Es richtete eine formelle Mitteilung an die Schweizer Behörden, in der es seine tiefe Besorgnis über die Gefahr der Rückkehr von Personen nach Eritrea zum Ausdruck bringt, deren Asylgesuche unter potenzieller Verletzung des Grundsatzes der Nichtzurückweisung abgelehnt wurden" (Mitteilung AL CHE 3/2019, 19.06.2019).
Der UN-Ausschuss gegen Folter (CAT), das zuständige Gremium der Vereinten Nationen, hat seinerseits seit 2018 (5 Verurteilungen in den Jahren 2022 und 2023) wiederholt die Praxis der Bundesbehörden verurteilt und festgestellt, dass die Schweiz mit ihren Rückführungsentscheidungen gegenüber eritreischen Flüchtlingen gegen das Verbot von Folter und unmenschlicher und erniedrigender Behandlung und Folter sowie gegen das Non-Refoulement-Prinzip verstösst.
Der CAT hat die Praxis des SEM und des Bundesverwaltungsgerichts (BVGer) eingehend geprüft. Er verweist auf die Schlussfolgerungen des Sonderberichterstatters, wonach abgewiesene Asylsuchende, die nach Eritrea zurückgeschickt werden, Gefahr laufen, gefoltert zu werden. Auf dieser Grundlage könne der Ausschuss nicht zum Schluss kommen, dass im vorliegenden Fall der Beschwerdeführer, dessen Asylantrag vom Vertragsstaat abgelehnt wurde, nicht persönlich einem vorhersehbaren, gegenwärtigen und tatsächlichen Risiko ausgesetzt wäre, gefoltert zu werden, wenn er in sein Land zurückgeschickt würde. Der Ausschuss ist daher der Ansicht, die Rückführung des Beschwerdeführers nach Eritrea stelle eine Verletzung von Artikel 3 der Konvention dar. (CAT/C/76/D/93/2020, 09.05.2023, Ziff. 7.12).
Der CAT verurteilt auch die Praxis des SEM, Gesuche von eritreischen Asylsuchenden abzulehnen, angeblich wegen mangelnder Glaubwürdigkeit und ohne eine Prüfung vorzunehmen, obwohl dem SEM Fakten über das tatsächliche Risiko von Folter und Misshandlung bekannt sind (A.Y. v. Switzerland; CAT/C/74/D/887/2018).

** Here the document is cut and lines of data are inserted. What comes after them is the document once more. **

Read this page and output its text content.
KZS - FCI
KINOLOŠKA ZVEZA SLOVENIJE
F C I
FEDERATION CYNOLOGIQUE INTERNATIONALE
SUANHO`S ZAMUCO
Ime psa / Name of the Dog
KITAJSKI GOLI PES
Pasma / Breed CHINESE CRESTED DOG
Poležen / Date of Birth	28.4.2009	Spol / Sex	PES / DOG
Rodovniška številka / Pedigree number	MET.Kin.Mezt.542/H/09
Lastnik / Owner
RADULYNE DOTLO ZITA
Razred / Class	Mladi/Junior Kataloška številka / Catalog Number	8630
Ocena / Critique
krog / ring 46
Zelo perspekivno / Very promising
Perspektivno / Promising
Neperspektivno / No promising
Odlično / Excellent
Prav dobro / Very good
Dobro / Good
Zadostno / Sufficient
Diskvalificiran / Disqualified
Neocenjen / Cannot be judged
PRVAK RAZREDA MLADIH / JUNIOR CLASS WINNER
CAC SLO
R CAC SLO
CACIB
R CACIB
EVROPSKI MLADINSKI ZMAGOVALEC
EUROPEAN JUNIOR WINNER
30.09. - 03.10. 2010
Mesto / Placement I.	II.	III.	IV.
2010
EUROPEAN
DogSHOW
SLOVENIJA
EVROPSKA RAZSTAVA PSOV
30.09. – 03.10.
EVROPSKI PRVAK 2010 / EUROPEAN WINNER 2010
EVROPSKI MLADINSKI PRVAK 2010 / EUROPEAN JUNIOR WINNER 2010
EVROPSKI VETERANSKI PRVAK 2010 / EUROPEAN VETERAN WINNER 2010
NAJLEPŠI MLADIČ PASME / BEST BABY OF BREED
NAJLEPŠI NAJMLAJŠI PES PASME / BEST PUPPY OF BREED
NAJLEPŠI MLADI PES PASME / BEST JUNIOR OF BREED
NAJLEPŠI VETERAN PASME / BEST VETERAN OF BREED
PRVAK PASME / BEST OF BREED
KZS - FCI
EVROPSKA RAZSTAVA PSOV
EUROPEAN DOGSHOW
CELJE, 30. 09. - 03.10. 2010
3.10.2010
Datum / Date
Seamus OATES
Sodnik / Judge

Stellungnahme des Bundesrates

1. Der Bundesrat hat Kenntnis von den erwähnten Entscheiden des UN-Ausschusses gegen Folter (CAT). Zu diesen kommt ein weiterer Fall, in dem der CAT festgestellt hat, dass keine Verletzung des Übereinkommens gegen Folter und andere grausame, unmenschliche oder erniedrigende Behandlung oder Strafe (SR 0.105) vorliegt (CAT/C/76/D/1017/2020 vom 5. Mai 2023). 2.-5. Die Entscheide des CAT sind rechtlich nicht bindend. Gleichwohl hat das Staatssekretariat für Migration (SEM) die vorgenannten Entscheide analysiert und ist zum Schluss gelangt, dass diese keinen Einfluss auf die allgemeine Asyl- und Wegweisungspraxis betreffend eritreische Asylsuchende haben, sondern dass fallweise entschieden wird, ob der Entscheid des CAT umzusetzen ist.Das SEM prüft die Situation in Eritrea laufend und wertet dazu Berichte diverser Organisatio-nen, internationaler Menschenrechtsorganisationen sowie weiterer vertrauenswürdiger Quel-len aus. Auch Entscheide des CAT fliessen in die Lagebeurteilung des SEM ein. Zusätzlich unternimmt es bei Bedarf eigene Dienstreisen, unterhält einen regen Austausch mit Eritrea-Experten und Expertinnen, Migrationsämtern anderer europäischer Staaten sowie der Asylagentur der Europäischen Union (EUAA). Aufgrund der so gewonnenen Erkenntnisse verfügt das SEM über ein differenziertes Bild der Situation vor Ort, überprüft laufend seine Asyl- und Wegweisungspraxis und passt diese bei Bedarf an. Vor diesem Hintergrund wird das SEM weiterhin jedes Asylgesuch individuell und sorgfältig unter Berücksichtigung der innerstaatlichen und internationalen Rechtsvorschriften sowie der Rechtsprechung des Bundesverwaltungsgerichts prüfen.